Economic activity today: Though steps are taken to preserve the past, much economic activity centers in Znojmo. Foodstuffs are brought here from surrounding farms for processing — esp. world-renowned fruit and vegetable preserves. Bittersweet cucumbers are a local specialty, without which Czech gastronomic habits would collapse, since Czechs use the cucumbers to spice their famous Prague ham. Other activity: a new dam is being built on the River Thaya, part of a gigantic hydroelectric project to bring electricity to rural Czech villages and also to Austrian towns just over the border. Remember that Czechoslovakia is still recovering from the war, and its economy is strained to keep pace with popular demands for modern conveniences: electricity, autos, appliances, TV sets, etc.

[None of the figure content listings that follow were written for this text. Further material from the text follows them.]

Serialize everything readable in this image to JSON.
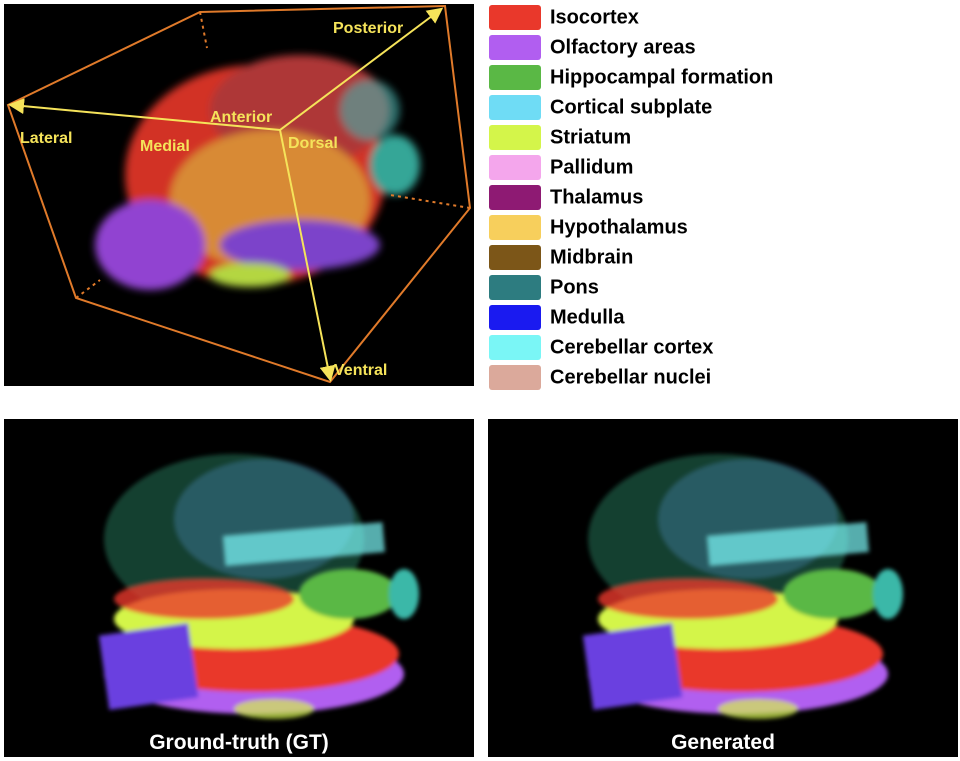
{
  "figure": {
    "orientation_labels": [
      "Posterior",
      "Lateral",
      "Anterior",
      "Medial",
      "Dorsal",
      "Ventral"
    ],
    "legend": [
      {
        "name": "Isocortex",
        "color": "#e9382b"
      },
      {
        "name": "Olfactory areas",
        "color": "#b15ef0"
      },
      {
        "name": "Hippocampal formation",
        "color": "#5ab845"
      },
      {
        "name": "Cortical subplate",
        "color": "#6fdcf5"
      },
      {
        "name": "Striatum",
        "color": "#d4f54a"
      },
      {
        "name": "Pallidum",
        "color": "#f4a6ec"
      },
      {
        "name": "Thalamus",
        "color": "#8e1a73"
      },
      {
        "name": "Hypothalamus",
        "color": "#f7cf5c"
      },
      {
        "name": "Midbrain",
        "color": "#7c5618"
      },
      {
        "name": "Pons",
        "color": "#2d7c80"
      },
      {
        "name": "Medulla",
        "color": "#1a1af0"
      },
      {
        "name": "Cerebellar cortex",
        "color": "#7af6f6"
      },
      {
        "name": "Cerebellar nuclei",
        "color": "#dba99b"
      }
    ],
    "panels": [
      {
        "caption": "Ground-truth (GT)"
      },
      {
        "caption": "Generated"
      }
    ]
  }
}
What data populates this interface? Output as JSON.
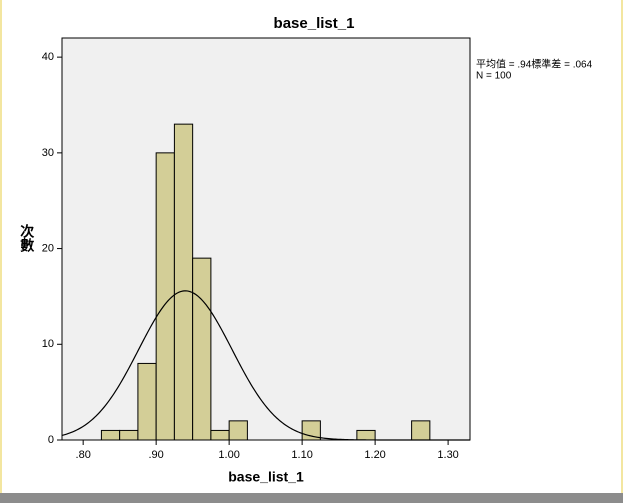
{
  "chart_data": {
    "type": "histogram",
    "title": "base_list_1",
    "x_label": "base_list_1",
    "y_label": "次數",
    "bins": [
      0.825,
      0.85,
      0.875,
      0.9,
      0.925,
      0.95,
      0.975,
      1.0,
      1.025,
      1.05,
      1.075,
      1.1,
      1.125,
      1.15,
      1.175,
      1.2,
      1.225,
      1.25,
      1.275
    ],
    "values": [
      1,
      1,
      8,
      30,
      33,
      19,
      1,
      2,
      0,
      0,
      0,
      2,
      0,
      0,
      1,
      0,
      0,
      2
    ],
    "color": "#d3ce97",
    "normal_curve": {
      "mean": 0.94,
      "sd": 0.064,
      "n": 100
    },
    "stats_text": [
      "平均值 = .94標準差 = .064",
      "N = 100"
    ],
    "xlim": [
      0.771,
      1.33
    ],
    "ylim": [
      0,
      42
    ],
    "xticks": [
      {
        "value": 0.8,
        "label": ".80"
      },
      {
        "value": 0.9,
        "label": ".90"
      },
      {
        "value": 1.0,
        "label": "1.00"
      },
      {
        "value": 1.1,
        "label": "1.10"
      },
      {
        "value": 1.2,
        "label": "1.20"
      },
      {
        "value": 1.3,
        "label": "1.30"
      }
    ],
    "yticks": [
      0,
      10,
      20,
      30,
      40
    ]
  }
}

Moravske Budejovice  This name means "Moravian Budweis," to distinguish it from another town called Budweis, to the west. "Budweis," of course, is the old German name for these towns, going back to the period of Austrian rule. In the other Budweis, called "Czech Budweis" (Ceske Budejovice), is a local brew from which the popular U.S. brand of beer, Budweiser, originally came.

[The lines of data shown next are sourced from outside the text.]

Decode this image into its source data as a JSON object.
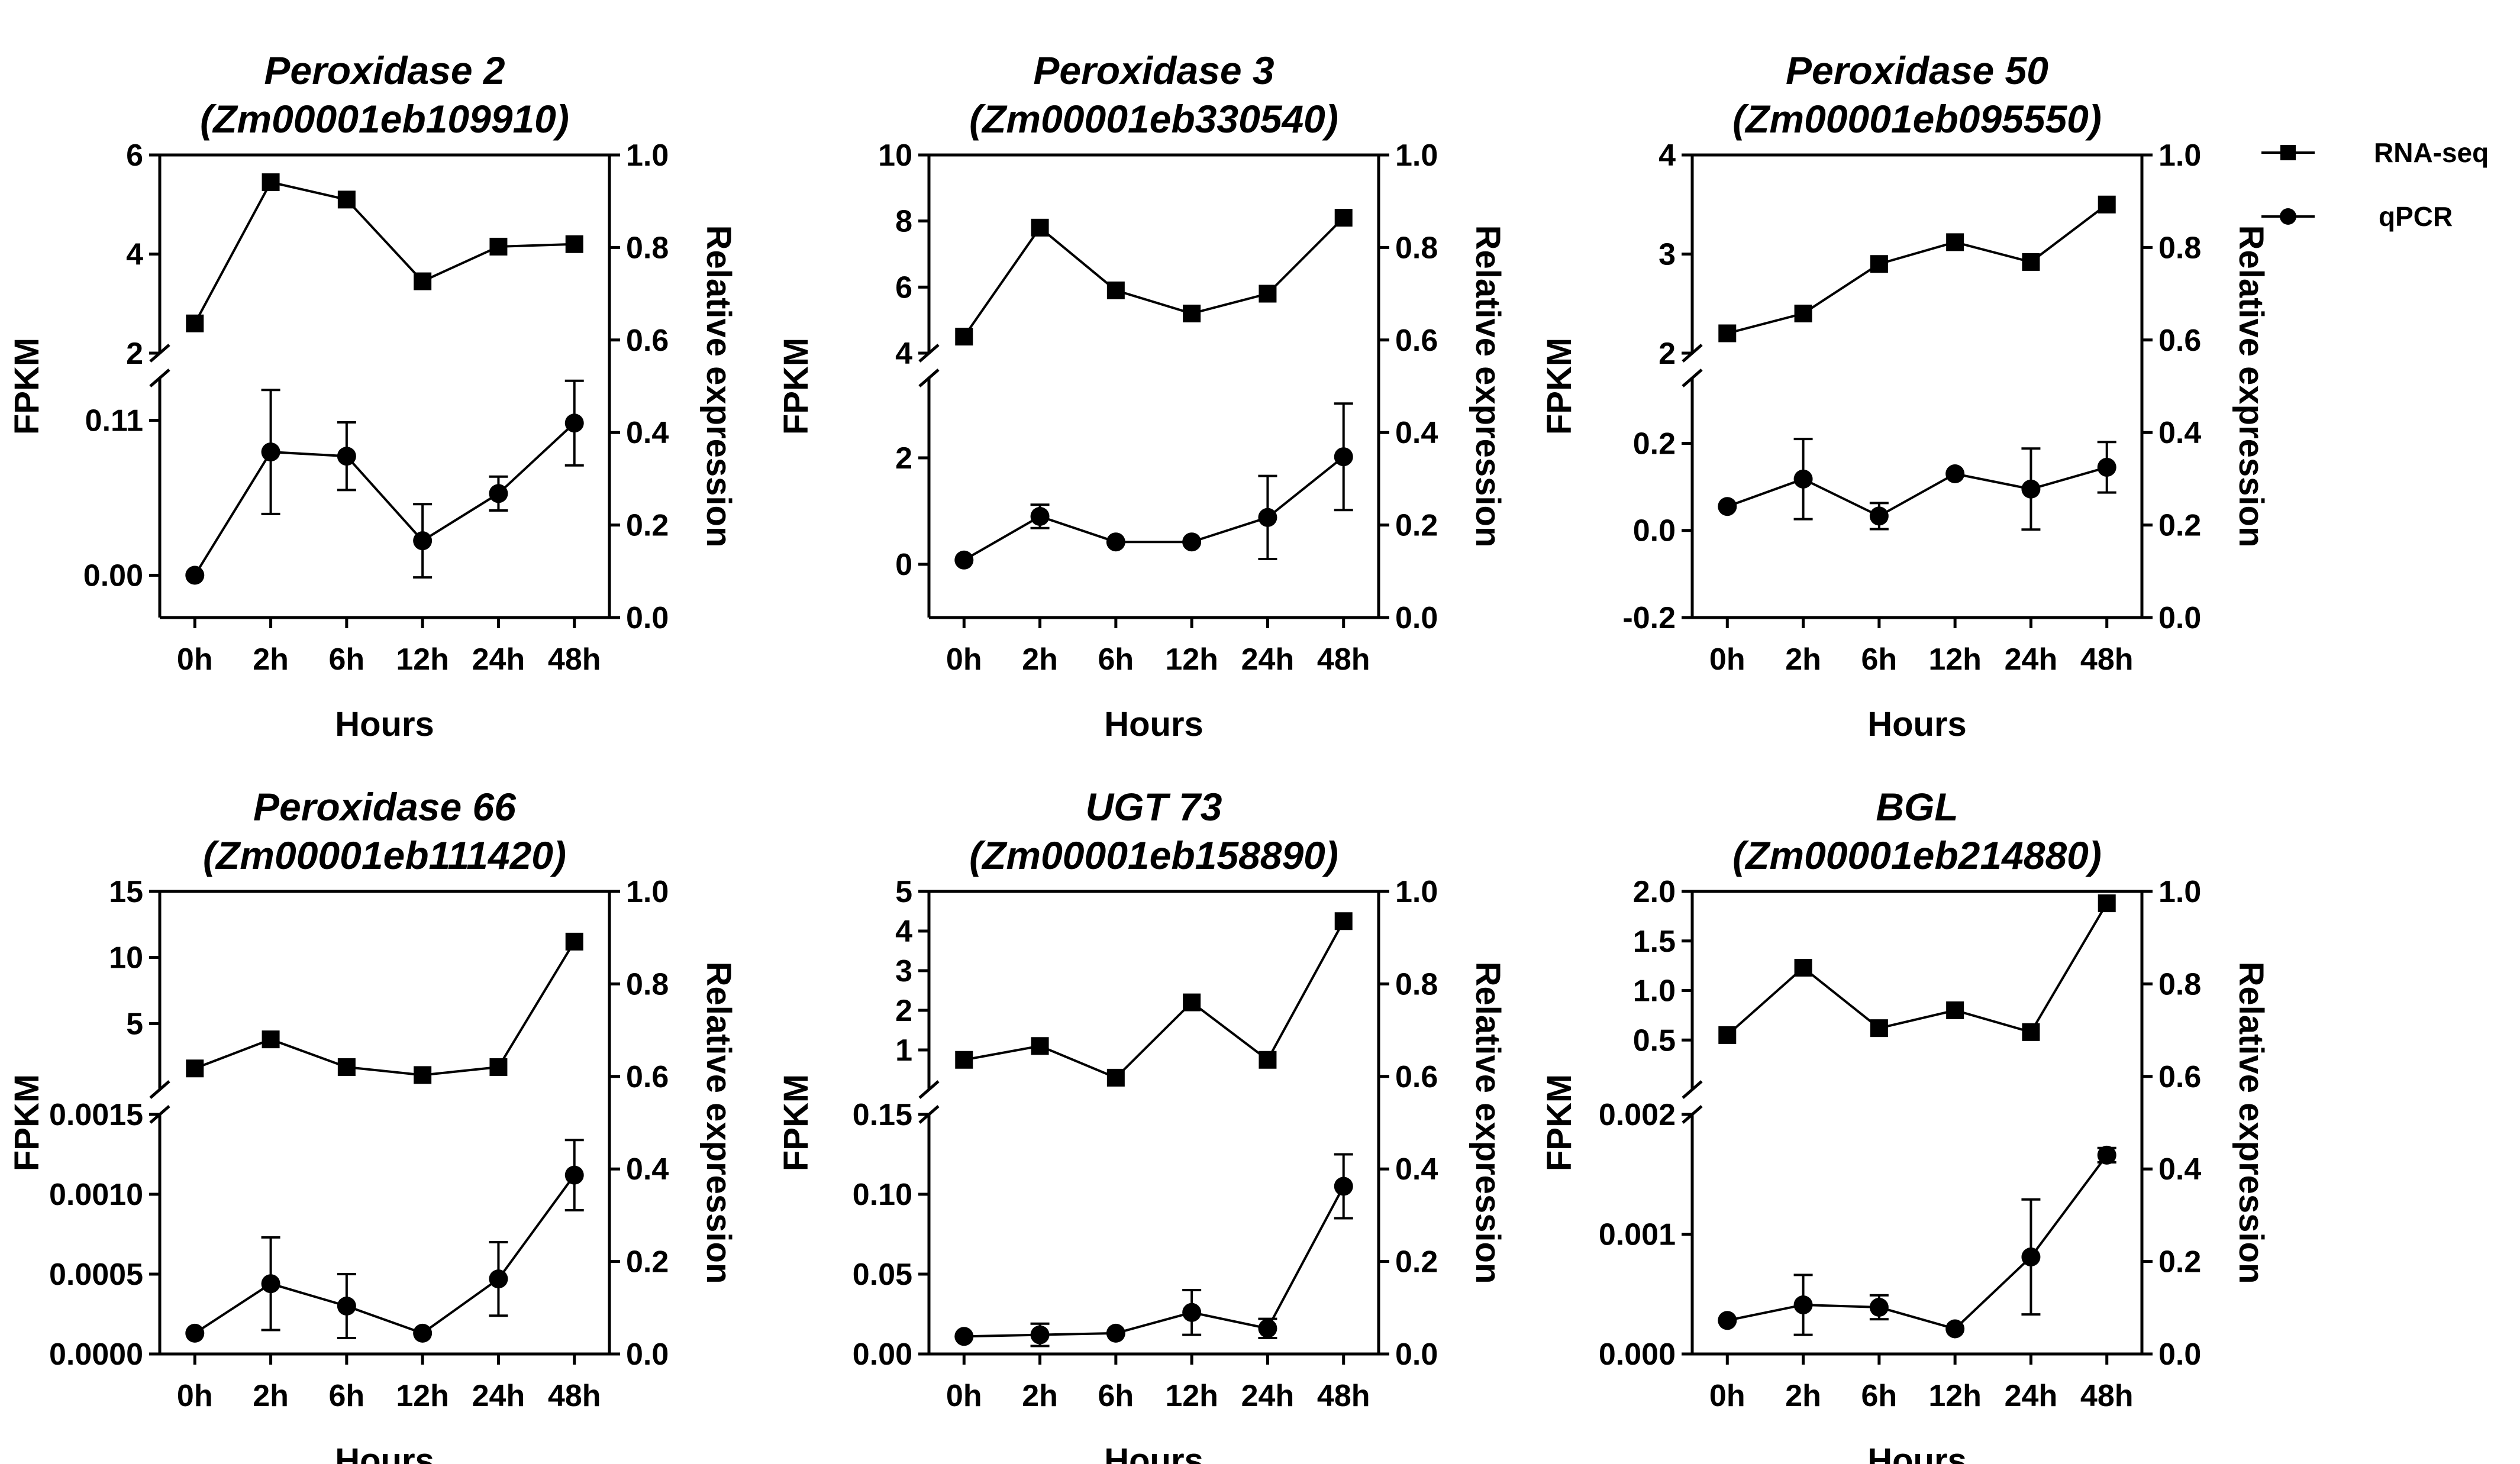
{
  "legend": {
    "rnaseq": "RNA-seq",
    "qpcr": "qPCR"
  },
  "chart_data": [
    {
      "type": "line",
      "title": [
        "Peroxidase 2",
        "(Zm00001eb109910)"
      ],
      "xlabel": "Hours",
      "ylabel_left": "FPKM",
      "ylabel_right": "Relative expression",
      "categories": [
        "0h",
        "2h",
        "6h",
        "12h",
        "24h",
        "48h"
      ],
      "upper_axis": {
        "range": [
          2,
          6
        ],
        "ticks": [
          2,
          4,
          6
        ],
        "tick_labels": [
          "2",
          "4",
          "6"
        ]
      },
      "lower_axis": {
        "range": [
          -0.03,
          0.14
        ],
        "ticks": [
          0.0,
          0.11
        ],
        "tick_labels": [
          "0.00",
          "0.11"
        ]
      },
      "right_axis": {
        "range": [
          0,
          1
        ],
        "ticks": [
          0,
          0.2,
          0.4,
          0.6,
          0.8,
          1.0
        ],
        "tick_labels": [
          "0.0",
          "0.2",
          "0.4",
          "0.6",
          "0.8",
          "1.0"
        ]
      },
      "series": [
        {
          "name": "RNA-seq",
          "axis": "upper",
          "marker": "square",
          "values": [
            2.6,
            5.45,
            5.1,
            3.45,
            4.15,
            4.2
          ]
        },
        {
          "name": "qPCR",
          "axis": "lower",
          "marker": "circle",
          "values": [
            0.0,
            0.0875,
            0.0845,
            0.0245,
            0.058,
            0.108
          ],
          "errors": [
            0.0,
            0.044,
            0.024,
            0.026,
            0.012,
            0.03
          ]
        }
      ]
    },
    {
      "type": "line",
      "title": [
        "Peroxidase 3",
        "(Zm00001eb330540)"
      ],
      "xlabel": "Hours",
      "ylabel_left": "FPKM",
      "ylabel_right": "Relative expression",
      "categories": [
        "0h",
        "2h",
        "6h",
        "12h",
        "24h",
        "48h"
      ],
      "upper_axis": {
        "range": [
          4,
          10
        ],
        "ticks": [
          4,
          6,
          8,
          10
        ],
        "tick_labels": [
          "4",
          "6",
          "8",
          "10"
        ]
      },
      "lower_axis": {
        "range": [
          -1.0,
          3.5
        ],
        "ticks": [
          0,
          2
        ],
        "tick_labels": [
          "0",
          "2"
        ]
      },
      "right_axis": {
        "range": [
          0,
          1
        ],
        "ticks": [
          0,
          0.2,
          0.4,
          0.6,
          0.8,
          1.0
        ],
        "tick_labels": [
          "0.0",
          "0.2",
          "0.4",
          "0.6",
          "0.8",
          "1.0"
        ]
      },
      "series": [
        {
          "name": "RNA-seq",
          "axis": "upper",
          "marker": "square",
          "values": [
            4.5,
            7.8,
            5.9,
            5.2,
            5.8,
            8.1
          ]
        },
        {
          "name": "qPCR",
          "axis": "lower",
          "marker": "circle",
          "values": [
            0.08,
            0.9,
            0.42,
            0.42,
            0.88,
            2.02
          ],
          "errors": [
            0.0,
            0.22,
            0.0,
            0.0,
            0.78,
            1.0
          ]
        }
      ]
    },
    {
      "type": "line",
      "title": [
        "Peroxidase 50",
        "(Zm00001eb095550)"
      ],
      "xlabel": "Hours",
      "ylabel_left": "FPKM",
      "ylabel_right": "Relative expression",
      "categories": [
        "0h",
        "2h",
        "6h",
        "12h",
        "24h",
        "48h"
      ],
      "upper_axis": {
        "range": [
          2,
          4
        ],
        "ticks": [
          2,
          3,
          4
        ],
        "tick_labels": [
          "2",
          "3",
          "4"
        ]
      },
      "lower_axis": {
        "range": [
          -0.2,
          0.35
        ],
        "ticks": [
          -0.2,
          0.0,
          0.2
        ],
        "tick_labels": [
          "-0.2",
          "0.0",
          "0.2"
        ]
      },
      "right_axis": {
        "range": [
          0,
          1
        ],
        "ticks": [
          0,
          0.2,
          0.4,
          0.6,
          0.8,
          1.0
        ],
        "tick_labels": [
          "0.0",
          "0.2",
          "0.4",
          "0.6",
          "0.8",
          "1.0"
        ]
      },
      "series": [
        {
          "name": "RNA-seq",
          "axis": "upper",
          "marker": "square",
          "values": [
            2.2,
            2.4,
            2.9,
            3.12,
            2.92,
            3.5
          ]
        },
        {
          "name": "qPCR",
          "axis": "lower",
          "marker": "circle",
          "values": [
            0.055,
            0.118,
            0.033,
            0.13,
            0.095,
            0.145
          ],
          "errors": [
            0.0,
            0.092,
            0.03,
            0.0,
            0.093,
            0.058
          ]
        }
      ]
    },
    {
      "type": "line",
      "title": [
        "Peroxidase 66",
        "(Zm00001eb111420)"
      ],
      "xlabel": "Hours",
      "ylabel_left": "FPKM",
      "ylabel_right": "Relative expression",
      "categories": [
        "0h",
        "2h",
        "6h",
        "12h",
        "24h",
        "48h"
      ],
      "upper_axis": {
        "range": [
          0,
          15
        ],
        "ticks": [
          5,
          10,
          15
        ],
        "tick_labels": [
          "5",
          "10",
          "15"
        ]
      },
      "lower_axis": {
        "range": [
          0,
          0.0015
        ],
        "ticks": [
          0.0,
          0.0005,
          0.001,
          0.0015
        ],
        "tick_labels": [
          "0.0000",
          "0.0005",
          "0.0010",
          "0.0015"
        ]
      },
      "right_axis": {
        "range": [
          0,
          1
        ],
        "ticks": [
          0,
          0.2,
          0.4,
          0.6,
          0.8,
          1.0
        ],
        "tick_labels": [
          "0.0",
          "0.2",
          "0.4",
          "0.6",
          "0.8",
          "1.0"
        ]
      },
      "series": [
        {
          "name": "RNA-seq",
          "axis": "upper",
          "marker": "square",
          "values": [
            1.6,
            3.8,
            1.7,
            1.1,
            1.7,
            11.2
          ]
        },
        {
          "name": "qPCR",
          "axis": "lower",
          "marker": "circle",
          "values": [
            0.00013,
            0.00044,
            0.0003,
            0.00013,
            0.00047,
            0.00112
          ],
          "errors": [
            0.0,
            0.00029,
            0.0002,
            0.0,
            0.00023,
            0.00022
          ]
        }
      ]
    },
    {
      "type": "line",
      "title": [
        "UGT 73",
        "(Zm00001eb158890)"
      ],
      "xlabel": "Hours",
      "ylabel_left": "FPKM",
      "ylabel_right": "Relative expression",
      "categories": [
        "0h",
        "2h",
        "6h",
        "12h",
        "24h",
        "48h"
      ],
      "upper_axis": {
        "range": [
          0,
          5
        ],
        "ticks": [
          1,
          2,
          3,
          4,
          5
        ],
        "tick_labels": [
          "1",
          "2",
          "3",
          "4",
          "5"
        ]
      },
      "lower_axis": {
        "range": [
          0,
          0.15
        ],
        "ticks": [
          0.0,
          0.05,
          0.1,
          0.15
        ],
        "tick_labels": [
          "0.00",
          "0.05",
          "0.10",
          "0.15"
        ]
      },
      "right_axis": {
        "range": [
          0,
          1
        ],
        "ticks": [
          0,
          0.2,
          0.4,
          0.6,
          0.8,
          1.0
        ],
        "tick_labels": [
          "0.0",
          "0.2",
          "0.4",
          "0.6",
          "0.8",
          "1.0"
        ]
      },
      "series": [
        {
          "name": "RNA-seq",
          "axis": "upper",
          "marker": "square",
          "values": [
            0.75,
            1.1,
            0.3,
            2.2,
            0.75,
            4.25
          ]
        },
        {
          "name": "qPCR",
          "axis": "lower",
          "marker": "circle",
          "values": [
            0.011,
            0.012,
            0.013,
            0.026,
            0.016,
            0.105
          ],
          "errors": [
            0.0,
            0.007,
            0.0,
            0.014,
            0.006,
            0.02
          ]
        }
      ]
    },
    {
      "type": "line",
      "title": [
        "BGL",
        "(Zm00001eb214880)"
      ],
      "xlabel": "Hours",
      "ylabel_left": "FPKM",
      "ylabel_right": "Relative expression",
      "categories": [
        "0h",
        "2h",
        "6h",
        "12h",
        "24h",
        "48h"
      ],
      "upper_axis": {
        "range": [
          0,
          2
        ],
        "ticks": [
          0.5,
          1.0,
          1.5,
          2.0
        ],
        "tick_labels": [
          "0.5",
          "1.0",
          "1.5",
          "2.0"
        ]
      },
      "lower_axis": {
        "range": [
          0,
          0.002
        ],
        "ticks": [
          0.0,
          0.001,
          0.002
        ],
        "tick_labels": [
          "0.000",
          "0.001",
          "0.002"
        ]
      },
      "right_axis": {
        "range": [
          0,
          1
        ],
        "ticks": [
          0,
          0.2,
          0.4,
          0.6,
          0.8,
          1.0
        ],
        "tick_labels": [
          "0.0",
          "0.2",
          "0.4",
          "0.6",
          "0.8",
          "1.0"
        ]
      },
      "series": [
        {
          "name": "RNA-seq",
          "axis": "upper",
          "marker": "square",
          "values": [
            0.55,
            1.23,
            0.62,
            0.8,
            0.58,
            1.88
          ]
        },
        {
          "name": "qPCR",
          "axis": "lower",
          "marker": "circle",
          "values": [
            0.00028,
            0.00041,
            0.00039,
            0.00021,
            0.00081,
            0.00166
          ],
          "errors": [
            0.0,
            0.00025,
            0.0001,
            0.0,
            0.00048,
            6e-05
          ]
        }
      ]
    }
  ]
}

Bohemian-Moravian Highlands  We're traveling along a broad plateau known as the Bohemian-Moravian Highlands; hills rise up here and there, with lakes full of mountain trout. These hills separate Bohemia from Moravia, and are ever popular with summer vacationers. Some of Moravia's oldest towns are situated in the Highlands, their churches and abbeys going back to the early Middle Ages. Originally, the whole region was covered by thick woods; early settlers had to burn vast tracts of land to clear them for farming. The Highlands form an important watershed: rivers running down the western slopes drain into the River Elbe, which carries the water north to the North Sea. Rivers running down the eastern slopes drain into the Danube, and are carried to the Black Sea. The highest peak of the Highlands is called Zdarske vrchy (2770 feet). Fishing is excellent in the streams, and hunters can get special permits to carry firearms for hunting stag, roebuck, wild rabbit, partridge, and pheasants. During the days of the Austrian empire, fashionable Viennese would come for the excellent hunting; artists were drawn here too, and filled many a canvas with scenes of mountains and lakes. Skiing is becoming ever more popular in the winter. In faming towns, one sees local people dressed in traditional costumes. Though farming is the main activity, the soil is generally poor, and the people who lived here had a hard time, and were known for their ruggedness and ability to survive. They lived off the forest products, trading them for foodstuffs brought in from outside. Hence the saying: "Wood is the bread of the Highlands." Since WW II, industrialization has grown rapidly, turning former hamlets into little cities (e.g. the village of Zdar has grown from 3.000 to almost 40,000!). This rapid growth has produced some odd Juxtapositions: wooden clapboard huts alongside modern apartment buildings: old women who still weave their own clothes walk the streets with office workers dressed in suits made in Prague. But Highlanders still love their breakfast soup, made of potatoes! (City folk are content with coffee for breakfast—nothing else.)

Jihlava (Pop. 36,000) The political, economic, and cultural center of the Highlands. It's the oldest mining town in Czechoslovakia, mainly for silver. In 1249, the first mining rights in Europe were granted the town. It was, in fact, one of Europe's largest towns at the time. Its chief landmarks are three churches: Church of St. James (patron saint of miners), which can be spotted by its twin towers, one taller and thinner than the other; Church of St. Catherine, which contains the Czech "Mona Lisa," a beautiful Madonna whose lips are forever smiling; and the Church of the Holy Cross.

(COURIER: After Jihlava, you get on the Motorway for Prague. No towns of any size go by, so use the time to give your introduction to Prague.)